A review of my Evolution of Desire: A Life of Rene Girard was just published in Kirkus Reviews. The first paragraph, as is customary with Kirkus, describes the book. Then comes this:
Haven was a close friend of Girard’s, and that privileged perch allows her to consider his life both personally and intellectually. Many aspects of his history would be hard to adequately comprehend without this dual perspective. For example, she offers an impressively incisive account of his conversion from atheism to Christianity in 1958 (“It was something no one could have anticipated, least of all himself. ‘Conversion is a form of intelligence, of understanding,’ he said; it’s also a process…and as such would absorb him for the rest of his days”). In addition, her rendering is as panoramic as his thought—she considers a vertiginous array of diverse subjects insightfully, including Girard’s trenchant criticisms of Camus’ The Stranger, the ways in which the French and Americans view each other, and desire’s metaphysical aspects. Furthermore, Haven ably, even elegantly synopsizes the central tenets of Girard’s beliefs, in particular his pioneering views on mimesis—a kind of updated version of Rousseau’s amour propre—the notion that the desires and violent conflicts that often spring from people have their root cause in the gregarious mimicking of others. In this intimate but philosophically searching book, the author’s writing is marvelously clear. She expertly unpacks Girard’s ideas, making them unusually accessible, even to readers with limited familiarity.
A penetrating account of an important thinker—and as agile, profound, and affecting as its subject.
Read the whole thing here.
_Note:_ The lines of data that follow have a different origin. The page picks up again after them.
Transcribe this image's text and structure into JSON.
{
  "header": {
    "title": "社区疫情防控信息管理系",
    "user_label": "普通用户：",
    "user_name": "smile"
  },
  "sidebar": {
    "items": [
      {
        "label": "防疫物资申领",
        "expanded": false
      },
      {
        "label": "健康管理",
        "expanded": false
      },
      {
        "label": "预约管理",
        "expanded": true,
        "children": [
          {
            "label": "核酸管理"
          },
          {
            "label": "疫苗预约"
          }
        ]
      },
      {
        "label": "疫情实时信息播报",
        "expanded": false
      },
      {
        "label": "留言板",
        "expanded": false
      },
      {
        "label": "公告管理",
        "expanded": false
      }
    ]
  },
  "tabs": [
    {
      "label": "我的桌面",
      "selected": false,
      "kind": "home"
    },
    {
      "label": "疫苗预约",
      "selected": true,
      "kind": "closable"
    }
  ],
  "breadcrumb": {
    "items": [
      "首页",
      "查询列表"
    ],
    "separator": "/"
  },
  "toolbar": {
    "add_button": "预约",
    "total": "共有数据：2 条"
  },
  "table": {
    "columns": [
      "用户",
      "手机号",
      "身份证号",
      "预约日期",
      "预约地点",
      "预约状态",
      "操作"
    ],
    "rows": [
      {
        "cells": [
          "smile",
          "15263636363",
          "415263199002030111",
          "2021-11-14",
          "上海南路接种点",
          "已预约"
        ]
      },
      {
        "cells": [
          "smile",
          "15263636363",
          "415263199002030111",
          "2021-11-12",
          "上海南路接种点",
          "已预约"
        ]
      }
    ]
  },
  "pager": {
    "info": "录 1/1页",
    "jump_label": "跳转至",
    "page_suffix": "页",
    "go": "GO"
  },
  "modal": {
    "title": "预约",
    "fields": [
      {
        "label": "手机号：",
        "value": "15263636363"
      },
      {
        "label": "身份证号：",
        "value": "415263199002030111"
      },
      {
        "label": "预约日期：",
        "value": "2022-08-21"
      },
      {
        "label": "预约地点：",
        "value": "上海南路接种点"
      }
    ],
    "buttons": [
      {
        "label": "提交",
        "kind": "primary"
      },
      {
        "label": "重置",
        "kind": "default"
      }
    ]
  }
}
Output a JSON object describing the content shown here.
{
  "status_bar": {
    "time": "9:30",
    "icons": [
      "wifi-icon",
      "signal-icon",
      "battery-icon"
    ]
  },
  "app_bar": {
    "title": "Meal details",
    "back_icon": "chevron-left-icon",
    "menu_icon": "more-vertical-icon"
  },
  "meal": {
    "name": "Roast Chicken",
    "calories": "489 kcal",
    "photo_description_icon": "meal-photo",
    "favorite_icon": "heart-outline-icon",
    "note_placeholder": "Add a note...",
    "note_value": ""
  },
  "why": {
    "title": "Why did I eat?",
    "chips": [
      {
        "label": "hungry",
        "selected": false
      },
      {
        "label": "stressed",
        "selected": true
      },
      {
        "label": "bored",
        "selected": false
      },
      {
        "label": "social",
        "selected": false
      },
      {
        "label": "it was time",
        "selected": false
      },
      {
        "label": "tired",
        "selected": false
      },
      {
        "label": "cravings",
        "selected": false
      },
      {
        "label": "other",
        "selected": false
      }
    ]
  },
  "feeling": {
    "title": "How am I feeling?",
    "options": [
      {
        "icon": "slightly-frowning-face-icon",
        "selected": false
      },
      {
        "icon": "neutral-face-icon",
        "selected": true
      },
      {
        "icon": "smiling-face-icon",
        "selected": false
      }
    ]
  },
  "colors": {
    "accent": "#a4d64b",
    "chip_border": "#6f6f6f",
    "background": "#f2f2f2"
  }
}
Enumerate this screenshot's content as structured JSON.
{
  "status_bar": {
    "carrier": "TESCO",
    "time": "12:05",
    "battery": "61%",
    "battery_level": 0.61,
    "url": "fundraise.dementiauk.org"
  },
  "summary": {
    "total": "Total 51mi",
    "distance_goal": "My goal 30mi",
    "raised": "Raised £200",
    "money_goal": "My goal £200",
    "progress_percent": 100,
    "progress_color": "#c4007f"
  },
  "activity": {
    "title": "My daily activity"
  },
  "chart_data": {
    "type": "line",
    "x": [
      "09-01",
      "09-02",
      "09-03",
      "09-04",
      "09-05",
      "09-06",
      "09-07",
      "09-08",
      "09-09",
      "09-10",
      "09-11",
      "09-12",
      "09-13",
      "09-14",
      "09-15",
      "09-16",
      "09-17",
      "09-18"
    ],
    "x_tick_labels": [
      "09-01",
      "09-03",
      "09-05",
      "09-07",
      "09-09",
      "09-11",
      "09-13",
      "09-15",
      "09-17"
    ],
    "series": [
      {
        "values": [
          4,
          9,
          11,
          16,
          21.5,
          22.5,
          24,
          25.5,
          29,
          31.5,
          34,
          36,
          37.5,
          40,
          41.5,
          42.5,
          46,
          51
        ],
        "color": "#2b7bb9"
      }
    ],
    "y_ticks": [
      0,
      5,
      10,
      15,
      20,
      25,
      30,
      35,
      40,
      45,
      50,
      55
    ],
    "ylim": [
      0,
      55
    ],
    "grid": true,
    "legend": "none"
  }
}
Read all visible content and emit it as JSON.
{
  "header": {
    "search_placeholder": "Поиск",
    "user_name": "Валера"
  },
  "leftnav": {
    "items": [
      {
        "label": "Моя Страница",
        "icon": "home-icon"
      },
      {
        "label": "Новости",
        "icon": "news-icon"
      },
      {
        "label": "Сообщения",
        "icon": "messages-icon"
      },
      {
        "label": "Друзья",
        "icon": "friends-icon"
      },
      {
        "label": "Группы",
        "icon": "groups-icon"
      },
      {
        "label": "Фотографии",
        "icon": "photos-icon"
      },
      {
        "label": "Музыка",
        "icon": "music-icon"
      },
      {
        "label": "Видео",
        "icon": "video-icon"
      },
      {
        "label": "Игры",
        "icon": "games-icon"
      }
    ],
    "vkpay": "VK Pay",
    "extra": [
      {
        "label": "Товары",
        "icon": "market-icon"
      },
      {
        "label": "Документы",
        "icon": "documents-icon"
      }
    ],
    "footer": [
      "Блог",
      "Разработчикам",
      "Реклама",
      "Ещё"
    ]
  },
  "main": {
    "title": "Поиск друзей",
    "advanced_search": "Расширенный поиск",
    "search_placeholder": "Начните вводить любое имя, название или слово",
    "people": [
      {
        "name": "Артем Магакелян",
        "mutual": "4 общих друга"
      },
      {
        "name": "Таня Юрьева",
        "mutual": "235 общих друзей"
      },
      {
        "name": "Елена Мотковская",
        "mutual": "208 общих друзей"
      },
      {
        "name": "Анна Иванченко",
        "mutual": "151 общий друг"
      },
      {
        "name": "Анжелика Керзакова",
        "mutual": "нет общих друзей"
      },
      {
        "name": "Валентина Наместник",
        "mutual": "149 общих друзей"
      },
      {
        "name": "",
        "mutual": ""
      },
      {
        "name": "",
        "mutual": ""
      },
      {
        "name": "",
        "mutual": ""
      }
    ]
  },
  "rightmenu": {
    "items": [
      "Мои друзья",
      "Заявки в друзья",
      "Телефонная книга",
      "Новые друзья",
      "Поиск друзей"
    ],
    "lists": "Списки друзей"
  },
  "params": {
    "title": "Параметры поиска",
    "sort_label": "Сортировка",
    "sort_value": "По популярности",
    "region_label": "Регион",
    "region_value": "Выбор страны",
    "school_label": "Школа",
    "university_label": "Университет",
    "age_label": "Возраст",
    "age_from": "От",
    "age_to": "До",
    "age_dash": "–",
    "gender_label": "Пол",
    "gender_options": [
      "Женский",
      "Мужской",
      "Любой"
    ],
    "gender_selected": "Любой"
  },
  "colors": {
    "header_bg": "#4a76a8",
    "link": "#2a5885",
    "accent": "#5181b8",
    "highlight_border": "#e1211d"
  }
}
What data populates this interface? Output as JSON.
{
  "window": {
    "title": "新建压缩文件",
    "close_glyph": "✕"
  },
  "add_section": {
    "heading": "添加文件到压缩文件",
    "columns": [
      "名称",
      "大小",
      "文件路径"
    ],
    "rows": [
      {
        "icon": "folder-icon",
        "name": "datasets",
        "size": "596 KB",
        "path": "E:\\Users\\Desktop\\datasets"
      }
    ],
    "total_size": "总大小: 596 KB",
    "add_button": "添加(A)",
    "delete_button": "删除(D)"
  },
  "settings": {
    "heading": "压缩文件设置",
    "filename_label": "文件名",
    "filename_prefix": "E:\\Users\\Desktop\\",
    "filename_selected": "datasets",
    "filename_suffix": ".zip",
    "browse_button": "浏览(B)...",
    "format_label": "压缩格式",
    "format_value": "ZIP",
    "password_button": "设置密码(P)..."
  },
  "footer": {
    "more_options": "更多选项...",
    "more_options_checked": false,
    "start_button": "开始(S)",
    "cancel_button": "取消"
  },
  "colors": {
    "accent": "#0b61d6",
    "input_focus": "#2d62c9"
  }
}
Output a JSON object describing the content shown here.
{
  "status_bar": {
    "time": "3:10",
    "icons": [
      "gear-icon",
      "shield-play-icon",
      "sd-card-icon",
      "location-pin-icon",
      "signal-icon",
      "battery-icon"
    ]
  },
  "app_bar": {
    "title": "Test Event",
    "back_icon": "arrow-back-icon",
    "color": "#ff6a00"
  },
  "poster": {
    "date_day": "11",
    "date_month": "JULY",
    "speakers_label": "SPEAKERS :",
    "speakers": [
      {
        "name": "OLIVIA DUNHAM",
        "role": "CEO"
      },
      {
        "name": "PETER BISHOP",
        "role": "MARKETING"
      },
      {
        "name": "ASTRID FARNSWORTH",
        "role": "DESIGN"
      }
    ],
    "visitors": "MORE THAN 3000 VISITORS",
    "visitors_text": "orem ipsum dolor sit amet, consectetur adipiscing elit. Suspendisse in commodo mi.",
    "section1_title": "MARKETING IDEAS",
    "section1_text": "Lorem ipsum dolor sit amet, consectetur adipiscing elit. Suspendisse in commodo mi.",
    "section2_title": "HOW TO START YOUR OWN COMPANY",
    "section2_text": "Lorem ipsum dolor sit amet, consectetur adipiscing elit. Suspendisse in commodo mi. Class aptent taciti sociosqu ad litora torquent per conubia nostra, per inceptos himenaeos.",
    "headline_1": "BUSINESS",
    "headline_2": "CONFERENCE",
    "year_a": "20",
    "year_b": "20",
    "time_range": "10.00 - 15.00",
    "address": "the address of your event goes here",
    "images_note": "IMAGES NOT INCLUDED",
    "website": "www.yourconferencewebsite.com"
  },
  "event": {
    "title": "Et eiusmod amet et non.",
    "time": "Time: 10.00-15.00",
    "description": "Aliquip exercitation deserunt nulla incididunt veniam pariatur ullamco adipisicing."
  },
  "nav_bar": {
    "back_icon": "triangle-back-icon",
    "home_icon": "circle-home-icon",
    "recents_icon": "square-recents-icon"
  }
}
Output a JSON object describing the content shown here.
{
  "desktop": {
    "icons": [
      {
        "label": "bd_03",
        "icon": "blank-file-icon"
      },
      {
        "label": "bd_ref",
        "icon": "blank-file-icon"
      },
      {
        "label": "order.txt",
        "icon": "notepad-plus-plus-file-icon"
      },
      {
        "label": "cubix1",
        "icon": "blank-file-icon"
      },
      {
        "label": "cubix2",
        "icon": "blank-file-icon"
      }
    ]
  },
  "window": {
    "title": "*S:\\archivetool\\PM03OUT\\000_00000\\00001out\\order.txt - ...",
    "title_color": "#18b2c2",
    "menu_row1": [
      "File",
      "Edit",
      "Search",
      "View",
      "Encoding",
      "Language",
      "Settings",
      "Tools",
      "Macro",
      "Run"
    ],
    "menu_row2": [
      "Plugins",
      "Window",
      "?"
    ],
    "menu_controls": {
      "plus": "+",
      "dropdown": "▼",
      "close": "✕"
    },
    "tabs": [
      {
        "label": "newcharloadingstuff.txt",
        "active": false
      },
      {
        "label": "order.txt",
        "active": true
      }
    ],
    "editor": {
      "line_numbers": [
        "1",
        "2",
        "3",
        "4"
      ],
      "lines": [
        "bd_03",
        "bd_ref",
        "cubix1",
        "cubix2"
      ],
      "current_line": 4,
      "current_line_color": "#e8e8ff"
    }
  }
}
Better yet, you can pre-order the book on Amazon here.
March 3rd, 2018 at 12:53 pm
Miss Vance, who taught us advanced French at Andover High, would have been so proud of you, Cynthia. What an impressive review-“agile, profound and affecting” indeed.
March 5th, 2018 at 11:01 pm
Thanks, Eren. Mademoiselle Vance was a hard-nose, but she gave us Stendhal and La Chanson de Roland.